Adaptive signal filtering using the LMS algorithm in Engee
Adaptive filtering is a powerful digital signal processing tool that allows you to automatically adjust the filter parameters according to the changing characteristics of the input signal or the environment. Unlike static filters with fixed coefficients, adaptive filters change their parameters in real time to achieve optimal performance.
The Least Mean Squares Algorithm (LMS) is one of the most popular adaptive filtering algorithms due to its simplicity of implementation and computational efficiency. In this article, we will look at the practical implementation of the LMS filter in Engee using the EngeeDSP package.
The principle of operation of the adaptive filter
The adaptive filter consists of two main components:
- Digital filter (usually FIR-type)
- Adaptive algorithm for updating filter coefficients
The LMS algorithm minimizes the average squared error between the desired signal and the filter output. The basic equation of updating weights:
w(n+1) = w(n) + μ·e(n)·x(n)
where:
- w(n) is the vector of filter weights at step n
- m is the adaptation step (determines the rate and stability of convergence)
 — e(n) is the error (the difference between the desired and actual output)
- x(n) is the vector of input samples
Key parameters of the LMS algorithm
- Filter length: determines the number of coefficients and, consequently, the complexity of the model
- Adaptation step (µ): affects convergence rate and stability
- Leakage coefficient: prevents unlimited growth of coefficients
Now that we have figured out the theoretical component of this demonstration, let's look at our example of implementing an LMS filter in Engee and start by connecting libraries and initializing the filter.
Pkg.add("DSP")
using EngeeDSP, DSP
Fs = 44100  # Частота дискретизации
x = 0.05 * randn(1024*10)  # Входной сигнал (белый шум)
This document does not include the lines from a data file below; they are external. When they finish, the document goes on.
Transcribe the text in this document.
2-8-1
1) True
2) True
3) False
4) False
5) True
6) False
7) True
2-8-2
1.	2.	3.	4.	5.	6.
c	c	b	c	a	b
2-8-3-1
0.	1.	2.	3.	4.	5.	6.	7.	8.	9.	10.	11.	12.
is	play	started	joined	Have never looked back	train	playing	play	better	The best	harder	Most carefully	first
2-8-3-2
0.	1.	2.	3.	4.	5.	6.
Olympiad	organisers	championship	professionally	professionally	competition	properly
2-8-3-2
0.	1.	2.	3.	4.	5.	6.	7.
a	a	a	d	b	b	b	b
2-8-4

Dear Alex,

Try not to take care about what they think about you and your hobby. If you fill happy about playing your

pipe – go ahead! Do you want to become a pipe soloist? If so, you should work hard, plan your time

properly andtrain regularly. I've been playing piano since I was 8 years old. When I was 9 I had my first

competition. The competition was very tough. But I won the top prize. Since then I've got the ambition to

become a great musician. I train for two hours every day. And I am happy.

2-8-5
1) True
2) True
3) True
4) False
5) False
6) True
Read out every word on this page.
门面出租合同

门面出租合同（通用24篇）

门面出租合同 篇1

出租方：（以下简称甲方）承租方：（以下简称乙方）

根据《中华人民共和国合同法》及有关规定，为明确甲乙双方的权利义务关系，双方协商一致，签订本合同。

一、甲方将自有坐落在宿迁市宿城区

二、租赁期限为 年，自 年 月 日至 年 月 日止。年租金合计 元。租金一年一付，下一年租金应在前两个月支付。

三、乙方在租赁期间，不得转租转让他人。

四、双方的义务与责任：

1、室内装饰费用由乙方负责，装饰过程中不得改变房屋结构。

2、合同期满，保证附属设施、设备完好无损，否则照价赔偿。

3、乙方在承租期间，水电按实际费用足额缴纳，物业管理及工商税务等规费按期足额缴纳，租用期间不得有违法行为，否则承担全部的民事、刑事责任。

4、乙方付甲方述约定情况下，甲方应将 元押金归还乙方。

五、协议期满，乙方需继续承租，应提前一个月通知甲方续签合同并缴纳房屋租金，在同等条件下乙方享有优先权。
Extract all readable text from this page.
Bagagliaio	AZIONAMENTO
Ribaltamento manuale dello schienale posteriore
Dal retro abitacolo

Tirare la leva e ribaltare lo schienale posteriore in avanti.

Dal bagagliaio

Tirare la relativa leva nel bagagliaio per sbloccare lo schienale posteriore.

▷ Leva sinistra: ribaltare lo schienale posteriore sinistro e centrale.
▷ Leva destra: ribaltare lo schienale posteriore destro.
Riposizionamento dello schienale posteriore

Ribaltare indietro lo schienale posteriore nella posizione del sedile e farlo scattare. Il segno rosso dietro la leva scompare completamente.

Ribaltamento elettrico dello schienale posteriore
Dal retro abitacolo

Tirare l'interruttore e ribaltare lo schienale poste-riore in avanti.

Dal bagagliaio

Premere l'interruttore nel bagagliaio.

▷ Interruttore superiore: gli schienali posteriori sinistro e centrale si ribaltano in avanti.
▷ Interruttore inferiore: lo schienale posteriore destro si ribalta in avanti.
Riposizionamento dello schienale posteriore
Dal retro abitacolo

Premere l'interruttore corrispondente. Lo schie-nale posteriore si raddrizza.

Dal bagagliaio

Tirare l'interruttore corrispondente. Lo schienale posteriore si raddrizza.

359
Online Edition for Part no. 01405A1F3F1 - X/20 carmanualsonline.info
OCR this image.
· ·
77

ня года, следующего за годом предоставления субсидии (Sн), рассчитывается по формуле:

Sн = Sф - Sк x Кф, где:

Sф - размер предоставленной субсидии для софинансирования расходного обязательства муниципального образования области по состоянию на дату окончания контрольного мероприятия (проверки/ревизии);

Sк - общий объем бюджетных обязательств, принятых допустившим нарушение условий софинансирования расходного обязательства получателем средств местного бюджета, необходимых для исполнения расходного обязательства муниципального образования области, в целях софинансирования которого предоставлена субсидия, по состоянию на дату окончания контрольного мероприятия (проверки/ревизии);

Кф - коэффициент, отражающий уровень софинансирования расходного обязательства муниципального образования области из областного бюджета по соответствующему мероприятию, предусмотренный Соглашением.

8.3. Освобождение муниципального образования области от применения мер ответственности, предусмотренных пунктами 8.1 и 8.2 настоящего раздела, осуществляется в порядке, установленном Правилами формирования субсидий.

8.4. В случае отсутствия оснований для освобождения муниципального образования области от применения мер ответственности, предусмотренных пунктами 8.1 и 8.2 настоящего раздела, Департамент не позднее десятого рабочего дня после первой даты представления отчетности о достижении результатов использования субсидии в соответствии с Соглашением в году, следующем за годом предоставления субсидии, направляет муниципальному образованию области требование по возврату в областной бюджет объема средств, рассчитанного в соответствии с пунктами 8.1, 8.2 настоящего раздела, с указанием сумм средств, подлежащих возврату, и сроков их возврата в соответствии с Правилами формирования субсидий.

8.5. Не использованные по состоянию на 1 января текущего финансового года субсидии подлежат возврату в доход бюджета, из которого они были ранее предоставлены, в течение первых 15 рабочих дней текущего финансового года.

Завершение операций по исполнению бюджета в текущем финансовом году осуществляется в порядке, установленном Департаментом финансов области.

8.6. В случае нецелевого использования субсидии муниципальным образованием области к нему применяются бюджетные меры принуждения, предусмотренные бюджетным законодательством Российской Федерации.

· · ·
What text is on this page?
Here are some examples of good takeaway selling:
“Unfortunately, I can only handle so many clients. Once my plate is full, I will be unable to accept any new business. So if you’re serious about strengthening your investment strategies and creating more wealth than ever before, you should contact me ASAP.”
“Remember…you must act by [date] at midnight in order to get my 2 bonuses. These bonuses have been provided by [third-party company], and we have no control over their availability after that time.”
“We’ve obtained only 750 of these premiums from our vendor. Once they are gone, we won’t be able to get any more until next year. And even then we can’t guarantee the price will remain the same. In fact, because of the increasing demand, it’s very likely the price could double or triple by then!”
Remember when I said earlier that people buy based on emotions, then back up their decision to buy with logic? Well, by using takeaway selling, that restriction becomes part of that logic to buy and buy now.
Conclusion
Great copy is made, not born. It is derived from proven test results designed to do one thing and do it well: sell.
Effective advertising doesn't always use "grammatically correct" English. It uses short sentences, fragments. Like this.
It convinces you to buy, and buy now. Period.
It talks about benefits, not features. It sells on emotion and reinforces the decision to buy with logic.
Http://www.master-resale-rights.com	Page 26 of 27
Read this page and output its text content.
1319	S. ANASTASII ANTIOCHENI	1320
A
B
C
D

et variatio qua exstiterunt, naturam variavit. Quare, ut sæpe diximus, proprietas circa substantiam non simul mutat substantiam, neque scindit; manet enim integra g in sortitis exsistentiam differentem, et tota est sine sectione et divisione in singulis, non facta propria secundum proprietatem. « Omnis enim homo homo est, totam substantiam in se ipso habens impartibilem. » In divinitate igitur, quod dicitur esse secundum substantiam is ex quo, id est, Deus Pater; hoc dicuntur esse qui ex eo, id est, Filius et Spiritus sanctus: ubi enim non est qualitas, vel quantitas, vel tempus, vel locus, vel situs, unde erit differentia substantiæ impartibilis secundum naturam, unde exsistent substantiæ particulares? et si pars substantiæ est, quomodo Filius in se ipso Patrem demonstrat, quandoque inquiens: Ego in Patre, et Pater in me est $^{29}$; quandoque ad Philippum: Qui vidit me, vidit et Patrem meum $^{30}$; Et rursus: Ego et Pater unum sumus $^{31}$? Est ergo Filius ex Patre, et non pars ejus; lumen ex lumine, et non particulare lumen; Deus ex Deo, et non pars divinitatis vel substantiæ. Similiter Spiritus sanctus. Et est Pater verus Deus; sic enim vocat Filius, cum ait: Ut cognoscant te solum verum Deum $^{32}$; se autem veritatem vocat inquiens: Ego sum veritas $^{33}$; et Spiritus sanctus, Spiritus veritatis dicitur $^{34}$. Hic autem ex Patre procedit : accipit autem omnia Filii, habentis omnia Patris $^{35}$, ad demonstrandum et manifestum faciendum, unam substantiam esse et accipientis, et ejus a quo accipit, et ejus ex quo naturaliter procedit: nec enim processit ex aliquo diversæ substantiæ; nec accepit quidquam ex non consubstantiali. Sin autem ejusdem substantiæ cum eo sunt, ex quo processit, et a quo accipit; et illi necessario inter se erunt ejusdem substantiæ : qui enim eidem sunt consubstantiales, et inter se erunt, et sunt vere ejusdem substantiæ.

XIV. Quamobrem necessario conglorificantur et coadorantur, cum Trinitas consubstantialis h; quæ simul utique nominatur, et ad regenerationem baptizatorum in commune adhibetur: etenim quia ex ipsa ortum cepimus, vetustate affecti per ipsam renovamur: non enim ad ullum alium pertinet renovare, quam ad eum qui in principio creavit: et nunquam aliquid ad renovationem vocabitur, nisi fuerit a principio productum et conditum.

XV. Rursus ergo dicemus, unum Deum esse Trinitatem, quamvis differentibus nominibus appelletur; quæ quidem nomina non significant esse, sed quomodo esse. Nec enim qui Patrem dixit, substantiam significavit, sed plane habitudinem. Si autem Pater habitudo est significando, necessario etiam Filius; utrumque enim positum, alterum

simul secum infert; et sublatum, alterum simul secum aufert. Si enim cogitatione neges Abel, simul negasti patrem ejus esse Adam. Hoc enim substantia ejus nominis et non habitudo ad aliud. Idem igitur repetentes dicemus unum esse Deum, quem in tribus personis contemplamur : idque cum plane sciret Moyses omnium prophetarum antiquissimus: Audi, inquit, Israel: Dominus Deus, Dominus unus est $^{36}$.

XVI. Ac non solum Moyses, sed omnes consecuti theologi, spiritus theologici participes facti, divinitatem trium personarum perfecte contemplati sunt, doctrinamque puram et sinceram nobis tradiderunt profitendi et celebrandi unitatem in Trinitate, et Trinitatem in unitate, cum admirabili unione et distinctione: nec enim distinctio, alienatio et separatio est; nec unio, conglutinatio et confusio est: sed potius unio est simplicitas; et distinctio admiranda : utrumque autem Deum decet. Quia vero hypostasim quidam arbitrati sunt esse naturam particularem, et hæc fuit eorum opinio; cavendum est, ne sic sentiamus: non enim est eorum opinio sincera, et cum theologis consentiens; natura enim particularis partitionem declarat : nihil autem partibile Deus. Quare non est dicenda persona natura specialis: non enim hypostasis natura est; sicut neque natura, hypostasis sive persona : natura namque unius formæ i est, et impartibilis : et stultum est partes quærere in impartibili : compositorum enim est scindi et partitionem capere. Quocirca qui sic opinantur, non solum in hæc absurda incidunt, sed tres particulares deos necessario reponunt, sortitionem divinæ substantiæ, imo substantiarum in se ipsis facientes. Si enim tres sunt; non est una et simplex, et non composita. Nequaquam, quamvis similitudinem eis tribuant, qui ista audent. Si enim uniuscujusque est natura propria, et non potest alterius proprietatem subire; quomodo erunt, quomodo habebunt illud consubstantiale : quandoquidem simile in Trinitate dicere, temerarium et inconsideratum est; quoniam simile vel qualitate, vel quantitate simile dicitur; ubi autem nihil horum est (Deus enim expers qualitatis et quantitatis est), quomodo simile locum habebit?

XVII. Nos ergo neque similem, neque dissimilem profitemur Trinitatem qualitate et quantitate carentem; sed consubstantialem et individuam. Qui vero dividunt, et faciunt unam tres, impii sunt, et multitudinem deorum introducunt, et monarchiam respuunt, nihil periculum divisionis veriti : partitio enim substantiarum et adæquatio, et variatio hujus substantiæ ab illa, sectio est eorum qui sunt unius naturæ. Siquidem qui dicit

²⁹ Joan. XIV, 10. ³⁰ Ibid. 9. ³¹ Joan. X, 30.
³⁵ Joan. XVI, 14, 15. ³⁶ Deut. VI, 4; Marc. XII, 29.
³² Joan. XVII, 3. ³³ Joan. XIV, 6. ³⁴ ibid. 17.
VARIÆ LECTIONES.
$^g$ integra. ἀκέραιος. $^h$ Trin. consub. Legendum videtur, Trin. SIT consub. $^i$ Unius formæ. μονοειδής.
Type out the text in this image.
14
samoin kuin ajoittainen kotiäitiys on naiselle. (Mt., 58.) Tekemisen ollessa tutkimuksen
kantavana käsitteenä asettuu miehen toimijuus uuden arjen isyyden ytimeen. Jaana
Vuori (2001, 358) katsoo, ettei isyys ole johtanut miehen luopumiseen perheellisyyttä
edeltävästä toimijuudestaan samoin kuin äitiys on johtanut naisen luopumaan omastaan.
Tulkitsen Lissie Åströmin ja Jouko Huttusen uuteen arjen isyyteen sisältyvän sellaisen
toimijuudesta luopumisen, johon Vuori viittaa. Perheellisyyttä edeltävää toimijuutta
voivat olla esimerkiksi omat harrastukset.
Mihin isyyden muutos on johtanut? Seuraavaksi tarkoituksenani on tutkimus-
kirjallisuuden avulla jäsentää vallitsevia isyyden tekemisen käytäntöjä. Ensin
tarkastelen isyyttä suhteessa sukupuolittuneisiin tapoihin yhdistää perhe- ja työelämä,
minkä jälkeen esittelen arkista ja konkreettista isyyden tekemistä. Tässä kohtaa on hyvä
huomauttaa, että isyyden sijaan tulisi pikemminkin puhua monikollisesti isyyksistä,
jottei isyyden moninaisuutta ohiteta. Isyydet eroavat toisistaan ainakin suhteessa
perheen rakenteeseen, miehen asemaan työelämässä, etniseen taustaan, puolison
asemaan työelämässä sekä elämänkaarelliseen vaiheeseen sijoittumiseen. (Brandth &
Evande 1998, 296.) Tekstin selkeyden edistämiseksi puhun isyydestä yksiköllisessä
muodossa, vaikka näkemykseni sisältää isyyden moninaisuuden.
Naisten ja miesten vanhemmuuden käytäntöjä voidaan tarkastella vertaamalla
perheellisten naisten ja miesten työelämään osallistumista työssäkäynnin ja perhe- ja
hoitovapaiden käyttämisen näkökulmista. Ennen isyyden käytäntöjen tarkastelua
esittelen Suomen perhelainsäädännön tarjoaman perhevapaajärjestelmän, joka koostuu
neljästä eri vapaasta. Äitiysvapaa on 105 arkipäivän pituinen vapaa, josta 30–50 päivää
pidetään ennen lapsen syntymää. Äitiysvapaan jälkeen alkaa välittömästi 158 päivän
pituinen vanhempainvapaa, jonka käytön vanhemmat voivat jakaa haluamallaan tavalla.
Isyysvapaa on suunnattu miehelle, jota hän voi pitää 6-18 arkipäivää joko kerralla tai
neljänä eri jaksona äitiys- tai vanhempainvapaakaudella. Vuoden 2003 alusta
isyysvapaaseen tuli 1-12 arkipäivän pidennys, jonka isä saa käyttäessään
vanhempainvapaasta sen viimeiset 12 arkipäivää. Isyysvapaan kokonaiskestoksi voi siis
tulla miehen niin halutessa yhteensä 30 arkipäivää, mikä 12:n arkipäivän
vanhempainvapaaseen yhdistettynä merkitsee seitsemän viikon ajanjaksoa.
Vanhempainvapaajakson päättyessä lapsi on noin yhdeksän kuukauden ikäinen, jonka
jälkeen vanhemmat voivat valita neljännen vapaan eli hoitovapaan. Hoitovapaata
d = filt(FIRFilter([0.5, -0.3, 0.2, 0.1, -0.05]), x)  # Желаемый сигнал
HA = EngeeDSP.LMSFilter(
    Algorithm = "LMS",
    FilterLength = 32,
    StepSize = 0.1,
    LeakageFactor = 1.0,
    InitialValueOfFilterWeights = 0,
    AdaptPort = false,
    ResetPort = "None",
    OutputFilterWeights = true
)
The code block shown below performs:
- 
Splitting the signal into frames of 500 samples each 
- 
Sequential processing of each frame with updating of the filter weights 
- 
Visualization of weight changes in the form of an animated GIF 
# Обработка сигнала по кадрам
frameSize = 500
num_frames = length(x) ÷ frameSize  
setup!(HA, x[1:frameSize], d[1:frameSize])
# Создание анимации изменения весов
anim = @animate for i in 1:num_frames
    start_idx = (i-1)*frameSize + 1
    end_idx = i*frameSize
    y_frame, e_frame, w = step!(HA, x[start_idx:end_idx], d[start_idx:end_idx])
    bar(w, title="Filter Weights at Frame #$i", 
        ylims=(-0.5, 0.5), legend=false,
        xlabel="Weight Index", ylabel="Value")
end
gif(anim, "weights_animation.gif", fps=5)
Conclusion
The presented implementation of the LMS filter in Engee demonstrates the power and flexibility of the language for digital signal processing tasks. The EngeeDSP package provides a user-friendly interface for working with adaptive filters, and built-in visualization tools make it easy to analyze the results.
The key advantages of this approach are:
- Easy to implement: complex mathematical algorithms are encapsulated in ready-made functions
- Performance: Engee provides speed comparable to C with convenient high-level syntax
- Visualization: the ability to create visual animations of the adaptation process
Adaptive filtering has applications in many fields.:
- Suppression of noise and echo in audio systems
- Highlighting useful signals against the background of interference
- Time series forecasting
- Identification of systems
Further development of this example may include:
- Comparison with other algorithms (NLMS, RLS)
- Analysis of the influence of parameters on convergence
- Application to real signals (audio, biomedical data, etc.)